La sostituzione del termine urbanistica con la locuzione governo del territorio, quale materia di competenza legislativa concorrente, nella stesura dell’art. 117, comma 3 Cost., conseguita alla riforma del 2001, attesta infatti l’evoluzione progressiva del potere di pianificazione urbanistica in senso propulsivo di miglioramento della vivibilità del suolo, secondo finalità più complessive ed ascrivibili alla tutela-del-paesaggio e del patrimonio storico ed artistico peraltro già consacrate nei princìpi generali della cosiddetta legge urbanistica fondamentale, ovvero la l. 17 agosto 1942, n. 1150.

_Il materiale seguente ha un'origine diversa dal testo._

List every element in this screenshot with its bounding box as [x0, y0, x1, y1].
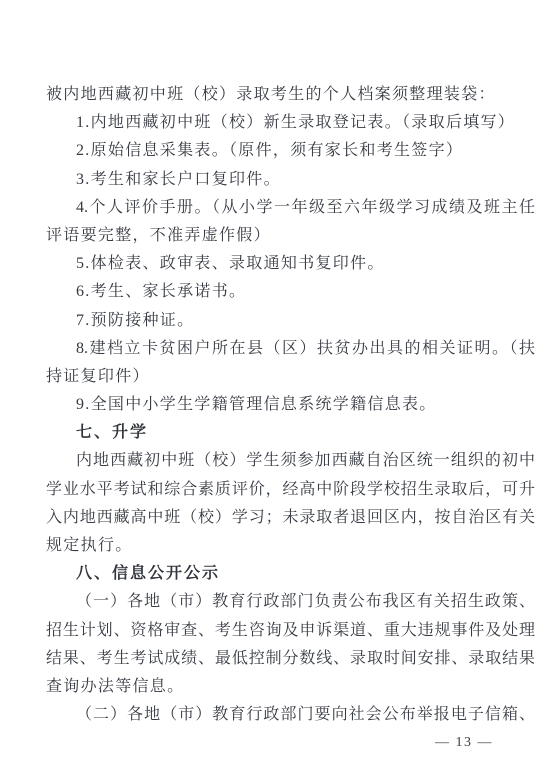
text-line: 查询办法等信息。	[46, 673, 535, 701]
text-line: 1.内地西藏初中班（校）新生录取登记表。（录取后填写）	[46, 109, 535, 137]
page-number: — 13 —	[435, 735, 493, 751]
text-line: 学业水平考试和综合素质评价，经高中阶段学校招生录取后，可升	[46, 476, 535, 504]
text-line: 6.考生、家长承诺书。	[46, 278, 535, 306]
text-line: 8.建档立卡贫困户所在县（区）扶贫办出具的相关证明。（扶	[46, 335, 535, 363]
section-heading: 八、信息公开公示	[46, 560, 535, 588]
text-line: 内地西藏初中班（校）学生须参加西藏自治区统一组织的初中	[46, 447, 535, 475]
text-line: 5.体检表、政审表、录取通知书复印件。	[46, 250, 535, 278]
text-line: 评语要完整，不准弄虚作假）	[46, 222, 535, 250]
text-line: 3.考生和家长户口复印件。	[46, 166, 535, 194]
text-line: 被内地西藏初中班（校）录取考生的个人档案须整理装袋：	[46, 81, 535, 109]
text-line: 持证复印件）	[46, 363, 535, 391]
text-line: 规定执行。	[46, 532, 535, 560]
text-line: （二）各地（市）教育行政部门要向社会公布举报电子信箱、	[46, 701, 535, 729]
text-line: 招生计划、资格审查、考生咨询及申诉渠道、重大违规事件及处理	[46, 617, 535, 645]
text-line: 2.原始信息采集表。（原件，须有家长和考生签字）	[46, 137, 535, 165]
text-line: 9.全国中小学生学籍管理信息系统学籍信息表。	[46, 391, 535, 419]
text-line: 入内地西藏高中班（校）学习；未录取者退回区内，按自治区有关	[46, 504, 535, 532]
text-line: 结果、考生考试成绩、最低控制分数线、录取时间安排、录取结果	[46, 645, 535, 673]
document-page: 被内地西藏初中班（校）录取考生的个人档案须整理装袋：1.内地西藏初中班（校）新生…	[0, 0, 552, 767]
text-line: 4.个人评价手册。（从小学一年级至六年级学习成绩及班主任	[46, 194, 535, 222]
text-line: （一）各地（市）教育行政部门负责公布我区有关招生政策、	[46, 588, 535, 616]
section-heading: 七、升学	[46, 419, 535, 447]
text-line: 7.预防接种证。	[46, 307, 535, 335]
document-body: 被内地西藏初中班（校）录取考生的个人档案须整理装袋：1.内地西藏初中班（校）新生…	[46, 81, 535, 729]
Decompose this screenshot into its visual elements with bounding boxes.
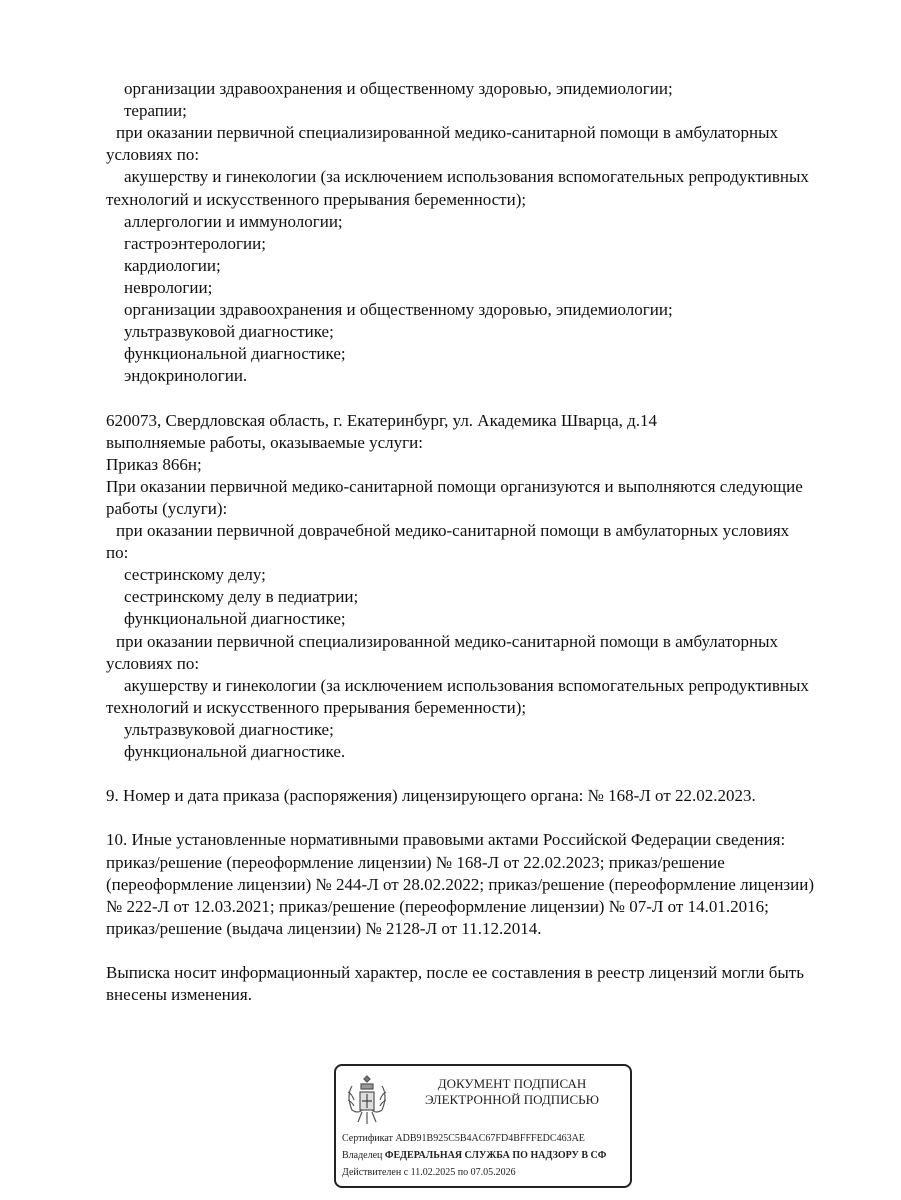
document-line: неврологии; — [124, 277, 212, 299]
document-line: при оказании первичной доврачебной медик… — [116, 520, 789, 542]
certificate-value: ADB91B925C5B4AC67FD4BFFFEDC463AE — [395, 1133, 584, 1144]
document-line: аллергологии и иммунологии; — [124, 211, 343, 233]
owner-value: ФЕДЕРАЛЬНАЯ СЛУЖБА ПО НАДЗОРУ В СФ — [385, 1150, 606, 1161]
owner-label: Владелец — [342, 1150, 382, 1161]
russian-coat-of-arms-icon — [344, 1072, 390, 1128]
document-line: по: — [106, 542, 128, 564]
document-line: акушерству и гинекологии (за исключением… — [124, 166, 809, 188]
document-line: внесены изменения. — [106, 984, 252, 1006]
document-line: эндокринологии. — [124, 365, 247, 387]
document-line: условиях по: — [106, 653, 199, 675]
document-line: 10. Иные установленные нормативными прав… — [106, 829, 785, 851]
stamp-title-line1: ДОКУМЕНТ ПОДПИСАН — [402, 1076, 622, 1092]
document-line: № 222-Л от 12.03.2021; приказ/решение (п… — [106, 896, 769, 918]
document-line: приказ/решение (переоформление лицензии)… — [106, 852, 725, 874]
document-line: При оказании первичной медико-санитарной… — [106, 476, 803, 498]
document-line: 620073, Свердловская область, г. Екатери… — [106, 410, 657, 432]
document-line: работы (услуги): — [106, 498, 227, 520]
document-line: функциональной диагностике. — [124, 741, 345, 763]
document-line: ультразвуковой диагностике; — [124, 719, 334, 741]
document-line: сестринскому делу; — [124, 564, 266, 586]
document-line: условиях по: — [106, 144, 199, 166]
document-line: выполняемые работы, оказываемые услуги: — [106, 432, 423, 454]
document-line: 9. Номер и дата приказа (распоряжения) л… — [106, 785, 756, 807]
document-line: организации здравоохранения и общественн… — [124, 299, 673, 321]
document-line: при оказании первичной специализированно… — [116, 122, 778, 144]
document-line: организации здравоохранения и общественн… — [124, 78, 673, 100]
certificate-label: Сертификат — [342, 1133, 393, 1144]
document-line: терапии; — [124, 100, 187, 122]
document-line: технологий и искусственного прерывания б… — [106, 189, 526, 211]
certificate-line: Сертификат ADB91B925C5B4AC67FD4BFFFEDC46… — [342, 1132, 585, 1145]
document-line: технологий и искусственного прерывания б… — [106, 697, 526, 719]
document-line: Выписка носит информационный характер, п… — [106, 962, 804, 984]
document-line: акушерству и гинекологии (за исключением… — [124, 675, 809, 697]
stamp-title-line2: ЭЛЕКТРОННОЙ ПОДПИСЬЮ — [402, 1092, 622, 1108]
document-line: (переоформление лицензии) № 244-Л от 28.… — [106, 874, 814, 896]
stamp-title: ДОКУМЕНТ ПОДПИСАН ЭЛЕКТРОННОЙ ПОДПИСЬЮ — [402, 1076, 622, 1108]
document-line: Приказ 866н; — [106, 454, 202, 476]
document-line: приказ/решение (выдача лицензии) № 2128-… — [106, 918, 541, 940]
owner-line: Владелец ФЕДЕРАЛЬНАЯ СЛУЖБА ПО НАДЗОРУ В… — [342, 1149, 606, 1162]
document-line: функциональной диагностике; — [124, 343, 346, 365]
electronic-signature-stamp: ДОКУМЕНТ ПОДПИСАН ЭЛЕКТРОННОЙ ПОДПИСЬЮ С… — [334, 1064, 632, 1188]
document-line: функциональной диагностике; — [124, 608, 346, 630]
document-line: ультразвуковой диагностике; — [124, 321, 334, 343]
document-line: при оказании первичной специализированно… — [116, 631, 778, 653]
validity-line: Действителен с 11.02.2025 по 07.05.2026 — [342, 1166, 516, 1179]
document-line: кардиологии; — [124, 255, 221, 277]
document-line: гастроэнтерологии; — [124, 233, 266, 255]
document-line: сестринскому делу в педиатрии; — [124, 586, 358, 608]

Tale sviluppo, pur nella necessaria distinzione tra tutela e valorizzazione del patrimonio culturale, storico o artistico, risulta confermato altresì dall’art. 1 della l. n. 1187 del 1968, che, in sede di modifica dell’art. 7 della stessa legge fondamentale urbanistica, ha esteso il contenuto del piano regolatore generale anche all’indicazione dei vincoli da osservare nelle zone soggette alla tutela del paesaggio o storica.
Il Collegio, pertanto, conferma il principio, affermato nella giurisprudenza amministrativa risalente, in virtù del quale le modifiche allo strumento urbanistico introdotte d’ufficio dall’Amministrazione regionale, ai fini specifici della tutela-del-paesaggio e del patrimonio storico artistico, non comportano la necessità per il Comune interessato di riavviare il procedimento di approvazione dello strumento, con conseguente ripubblicazione dello stesso, atteso che le dette modifiche integrano un unico procedimento di formazione progressiva del disegno relativo alla programmazione generale del territorio, in conformità all’art. 10, comma 2, lettera c), della l. n. 1150 del 1942 e dell’art. 16, comma 10, della l. regionale n. 56 del 1980.
Il carattere obbligatorio, e non facoltativo ovvero concordato, delle dette modifiche, infatti, esclude siffatto onere di ripubblicazione, atteso che l’intervento regionale si configura quale dovuto e rende superfluo l’apporto collaborativo del privato, superato e ricompreso nelle scelte pianificatorie operate in sede regionale e comunale, come risulta essersi verificato nella fattispecie oggetto di giudizio.
La necessità di ripubblicazione del piano, dunque, anche secondo la giurisprudenza di prime cure, viene ritenuta sussistere allorché, in un qualunque momento della procedura che porta alla sua approvazione, vi sia stata una sua rielaborazione complessiva, da escludersi nell’ipotesi di modifiche che attengano alla disciplina di singole aree o singoli gruppi di aree.